Exceptionnel, l’exemplaire l’est aussi par les documents dont il est truffé. Parmi eux, se trouve surtout une lettre de Baudelaire à Poulet-Malassis, datée du 8 janvier 1860. L’auteur y évoque par le menu sa rencontre avec le fantasque graveur Charles Meryon auquel il avait l’intention de consacrer une étude qui n’aboutit pas. Mais le meilleur est à venir : dans le post-scriptum, on trouve ces mots extraordinaires :
« V. Hugo continue de m’envoyer des lettres stupides. Vraiment il m’emmerde [mots biffés par l’expéditeur]. J’efface le mot trop grossier que je viens d’écrire pour dire simplement que j’en ai assez. Cela m’inspire tant d’ennuis que je suis disposé à écrire un essai pour prouver que, par une loi fatale, le Génie est toujours bête. »
Le texte ne fut révélé que très récemment (en 2016) par Antoine Compagnon. En 1887, Eugène Crépet avait choisi de ne pas inclure ce paragraphe dans son ouvrage Charles Baudelaire –Œuvres posthumes et correspondances inédites. Deux ans après la mort de Victor Hugo, devenu une sorte de demi-dieu de la IIIe République, il lui avait sans doute paru opportun d’éviter un scandale. La lettre ayant ensuite disparu entre des mains privées, ni Jacques Crépet, ni, plus tard, mes maîtres Claude Pichois et Jean Ziegler, dans leur monumentale Correspondance publiée dans la Pléiade, ne purent reproduire ce texte inédit.

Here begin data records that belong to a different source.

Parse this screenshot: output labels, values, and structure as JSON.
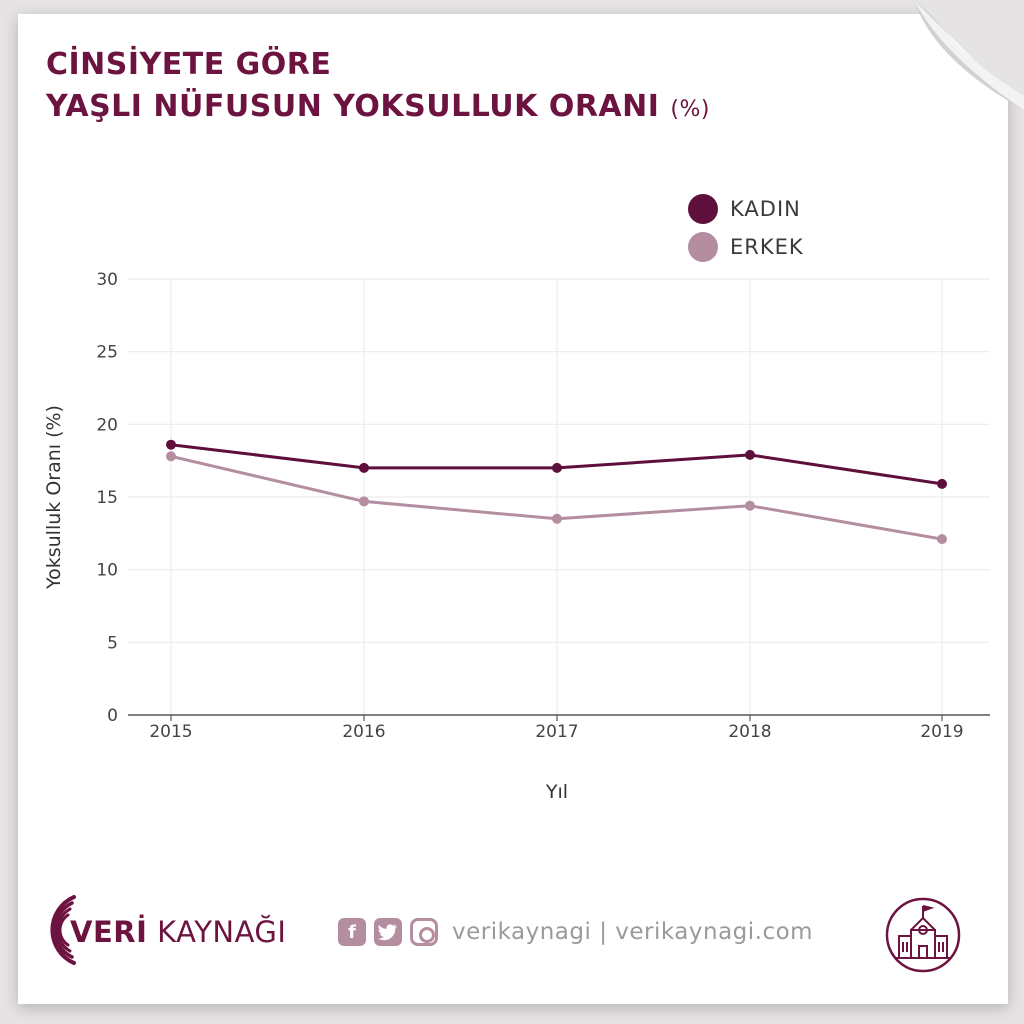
{
  "title": {
    "line1": "CİNSİYETE GÖRE",
    "line2": "YAŞLI NÜFUSUN YOKSULLUK ORANI",
    "unit": "(%)"
  },
  "legend": [
    {
      "label": "KADIN",
      "color": "#5e0f3b"
    },
    {
      "label": "ERKEK",
      "color": "#b48ea0"
    }
  ],
  "chart_data": {
    "type": "line",
    "x": [
      "2015",
      "2016",
      "2017",
      "2018",
      "2019"
    ],
    "series": [
      {
        "name": "KADIN",
        "color": "#5e0f3b",
        "values": [
          18.6,
          17.0,
          17.0,
          17.9,
          15.9
        ]
      },
      {
        "name": "ERKEK",
        "color": "#b48ea0",
        "values": [
          17.8,
          14.7,
          13.5,
          14.4,
          12.1
        ]
      }
    ],
    "xlabel": "Yıl",
    "ylabel": "Yoksulluk Oranı (%)",
    "ylim": [
      0,
      30
    ],
    "yticks": [
      "0",
      "5",
      "10",
      "15",
      "20",
      "25",
      "30"
    ],
    "grid": true,
    "legend_position": "top-right"
  },
  "footer": {
    "brand_bold": "VERİ",
    "brand_light": " KAYNAĞI",
    "social_icons": [
      "facebook-icon",
      "twitter-icon",
      "instagram-icon"
    ],
    "social_text": "verikaynagi | verikaynagi.com"
  }
}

Pour le comprendre, il est nécessaire de le replacer dans son contexte. En 1857, Baudelaire publie Les Fleurs du Mal. Il en offre à Hugo un exemplaire de tête sur hollande, cadeau de choix qu’il réservera aussi, entre autres, à Delacroix, Théophile Gautier, Dumas père, Madame Sabatier et sa mère Madame Aupick. Hugo y répondit par l’une ce ces lettres banales où l’emphase et le cliché se mêlent, telles qu’il en adressait à tous ceux – nombreux, y compris les plus consternants plumitifs – qui lui envoyaient livres et textes. Le 7 décembre 1859, Baudelaire fit parvenir à Hugo un très beau poème, Le Cygne, qui sera inclus dans la seconde édition des Fleurs, en 1861. Onze jours plus tard, l’exilé de Guernesey lui répondit par une même lettre convenue qui s’ouvrait ainsi : « Comme tout ce que vous faites, Monsieur, votre Cygne est une idée », phrase qui tenait plus de Joseph Prudhomme que de l’auteur d’Hernani… C’est très certainement à cette missive que pense Baudelaire lorsqu’il écrit à son éditeur qu’Hugo continue de lui envoyer « des lettres stupides. » Très conscient de sa valeur, il ne supportait pas les banalités de son aîné. Quant à ce jugement féroce suivant lequel « le Génie est toujours bête », on le rapprochera d’une phrase que Baudelaire adressa à sa mère en août 1862, toujours à propos de Hugo : « Cela prouve qu’un grand homme peut être un sot. »
Après la mort de Baudelaire, Hugo confia à Charles Asselineau : « J’ai rencontré plutôt que connu Baudelaire. Il m’a souvent choqué et j’ai dû le heurter souvent. » On ne pouvait guère mieux résumer les relations ambigües et l’incompréhension réciproque qui se tissèrent entre les deux génies de la poésie du XIXe siècle.